NASA’dan Europa Clipper: Jüpiter’in yörüngesinde yaşamın bileşenlerini aramak

Canlandırma: NASA

Henüz Ekim ayında fırlatılan Europa Clipper, NASA’nın en yeni araştırma aracı. Araç, Güneş sisteminin en ilgi çekici gizemlerinden birini araştırmaya koyuldu: Jüpiter’in buzlu uydusu Europa, yaşamı destekleyecek bileşenlere sahip mi?
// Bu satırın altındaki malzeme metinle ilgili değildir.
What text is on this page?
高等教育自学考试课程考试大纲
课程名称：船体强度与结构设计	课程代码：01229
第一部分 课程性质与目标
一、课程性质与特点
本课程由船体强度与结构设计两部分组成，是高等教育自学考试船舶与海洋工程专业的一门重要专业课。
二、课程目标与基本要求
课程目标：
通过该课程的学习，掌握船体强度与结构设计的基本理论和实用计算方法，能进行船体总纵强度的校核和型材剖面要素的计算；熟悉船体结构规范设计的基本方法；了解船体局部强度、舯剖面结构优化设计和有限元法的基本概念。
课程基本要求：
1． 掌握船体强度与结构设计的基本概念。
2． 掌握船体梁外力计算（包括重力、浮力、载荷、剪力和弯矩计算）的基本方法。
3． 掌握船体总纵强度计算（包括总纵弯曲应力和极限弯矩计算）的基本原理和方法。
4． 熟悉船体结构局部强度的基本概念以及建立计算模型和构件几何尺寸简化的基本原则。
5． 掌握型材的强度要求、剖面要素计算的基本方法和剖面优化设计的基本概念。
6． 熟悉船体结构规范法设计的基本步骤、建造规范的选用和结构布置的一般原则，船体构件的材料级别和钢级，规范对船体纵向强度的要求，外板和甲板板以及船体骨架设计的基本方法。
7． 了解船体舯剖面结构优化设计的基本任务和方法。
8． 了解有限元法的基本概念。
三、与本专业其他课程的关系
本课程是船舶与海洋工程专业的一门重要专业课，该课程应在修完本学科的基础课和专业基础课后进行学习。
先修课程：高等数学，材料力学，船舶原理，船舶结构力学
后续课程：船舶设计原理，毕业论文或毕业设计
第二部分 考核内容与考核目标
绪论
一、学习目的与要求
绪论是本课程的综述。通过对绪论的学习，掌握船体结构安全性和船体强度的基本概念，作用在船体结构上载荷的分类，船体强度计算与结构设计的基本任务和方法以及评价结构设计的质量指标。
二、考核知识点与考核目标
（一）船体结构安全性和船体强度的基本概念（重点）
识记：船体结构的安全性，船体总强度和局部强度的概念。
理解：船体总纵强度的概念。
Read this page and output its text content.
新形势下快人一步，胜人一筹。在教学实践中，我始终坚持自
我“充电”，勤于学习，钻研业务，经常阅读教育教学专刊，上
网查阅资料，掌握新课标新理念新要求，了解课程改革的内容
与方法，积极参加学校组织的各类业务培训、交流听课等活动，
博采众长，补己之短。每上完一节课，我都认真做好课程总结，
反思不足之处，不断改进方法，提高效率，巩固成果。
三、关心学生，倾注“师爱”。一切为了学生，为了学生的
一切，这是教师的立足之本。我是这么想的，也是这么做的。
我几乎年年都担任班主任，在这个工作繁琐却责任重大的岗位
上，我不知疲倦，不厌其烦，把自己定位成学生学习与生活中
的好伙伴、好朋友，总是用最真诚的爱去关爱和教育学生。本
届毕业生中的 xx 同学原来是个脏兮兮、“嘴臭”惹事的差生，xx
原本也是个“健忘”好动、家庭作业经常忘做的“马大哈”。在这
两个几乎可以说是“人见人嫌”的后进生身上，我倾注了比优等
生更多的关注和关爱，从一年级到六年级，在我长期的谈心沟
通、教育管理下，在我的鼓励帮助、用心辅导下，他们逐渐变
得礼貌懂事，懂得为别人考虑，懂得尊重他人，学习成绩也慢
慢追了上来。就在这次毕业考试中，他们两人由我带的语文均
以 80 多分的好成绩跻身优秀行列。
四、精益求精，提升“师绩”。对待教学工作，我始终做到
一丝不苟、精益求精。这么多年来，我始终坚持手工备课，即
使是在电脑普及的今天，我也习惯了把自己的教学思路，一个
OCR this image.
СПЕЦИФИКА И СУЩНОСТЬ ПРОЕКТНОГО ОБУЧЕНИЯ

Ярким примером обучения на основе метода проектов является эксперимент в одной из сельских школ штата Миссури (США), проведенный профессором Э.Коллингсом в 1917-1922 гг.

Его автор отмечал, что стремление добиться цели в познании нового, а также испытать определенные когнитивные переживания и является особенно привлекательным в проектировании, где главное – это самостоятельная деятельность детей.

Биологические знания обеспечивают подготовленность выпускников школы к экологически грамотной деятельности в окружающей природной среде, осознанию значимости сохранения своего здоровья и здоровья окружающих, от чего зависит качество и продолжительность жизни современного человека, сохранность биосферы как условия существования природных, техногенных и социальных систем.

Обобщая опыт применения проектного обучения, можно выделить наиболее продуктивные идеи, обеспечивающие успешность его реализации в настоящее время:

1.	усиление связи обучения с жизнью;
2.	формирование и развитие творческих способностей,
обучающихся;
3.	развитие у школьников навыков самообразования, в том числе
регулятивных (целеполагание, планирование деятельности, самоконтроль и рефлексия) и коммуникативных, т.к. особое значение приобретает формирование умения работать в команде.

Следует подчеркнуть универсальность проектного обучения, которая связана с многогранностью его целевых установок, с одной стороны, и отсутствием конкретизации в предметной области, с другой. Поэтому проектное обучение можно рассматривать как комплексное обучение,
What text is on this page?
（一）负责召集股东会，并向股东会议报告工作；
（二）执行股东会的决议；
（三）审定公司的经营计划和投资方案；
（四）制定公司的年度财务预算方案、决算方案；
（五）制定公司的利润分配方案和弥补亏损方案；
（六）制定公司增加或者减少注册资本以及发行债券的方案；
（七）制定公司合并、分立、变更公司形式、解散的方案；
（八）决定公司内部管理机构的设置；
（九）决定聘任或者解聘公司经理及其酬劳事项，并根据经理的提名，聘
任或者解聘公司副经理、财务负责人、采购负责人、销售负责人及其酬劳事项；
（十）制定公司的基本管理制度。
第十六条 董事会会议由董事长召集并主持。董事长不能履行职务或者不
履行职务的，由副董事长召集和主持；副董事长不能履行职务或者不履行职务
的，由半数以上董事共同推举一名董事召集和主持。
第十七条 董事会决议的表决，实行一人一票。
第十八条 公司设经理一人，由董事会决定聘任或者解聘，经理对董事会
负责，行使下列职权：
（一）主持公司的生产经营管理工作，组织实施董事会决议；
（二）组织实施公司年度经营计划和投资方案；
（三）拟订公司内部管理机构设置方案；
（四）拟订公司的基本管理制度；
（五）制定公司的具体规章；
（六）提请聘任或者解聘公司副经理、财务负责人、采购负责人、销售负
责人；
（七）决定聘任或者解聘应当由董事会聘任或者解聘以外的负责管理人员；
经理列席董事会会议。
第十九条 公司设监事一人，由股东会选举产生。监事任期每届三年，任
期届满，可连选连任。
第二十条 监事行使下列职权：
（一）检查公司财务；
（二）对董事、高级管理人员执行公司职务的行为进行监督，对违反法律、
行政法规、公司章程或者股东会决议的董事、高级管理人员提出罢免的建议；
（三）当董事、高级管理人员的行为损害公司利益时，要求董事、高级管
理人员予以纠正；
Europa’nın, donmuş kabuğunun altında devasa, tuzlu bir okyanus barındırdığı düşünülüyor; yani bildiğimiz şekliyle yaşam için uygun bir ortamı. Clipper burada devreye giriyor: Cihaz, suyun kanıtını veya yaşamın olası işaretlerini tespit etmek üzere son teknoloji cihazlarla donatılmış. Uzay aracı 2031 yılında Europa’ya vardığında pek çok kez yakın geçiş yapacak ve uydunun yüzeyinin detaylı görüntülerini yakalayarak, buzlu kabuğundaki çatlaklardan püskürdüğü düşünülen su buharı bulutlarını analiz edecek. Clipper, Europa’nın yüzeyinin altında ne olabileceğini araştırarak, Europa’ya dair bildiklerimizi yeniden tanımlayabilir ve gelecekteki görevlere rehberlik edebilir.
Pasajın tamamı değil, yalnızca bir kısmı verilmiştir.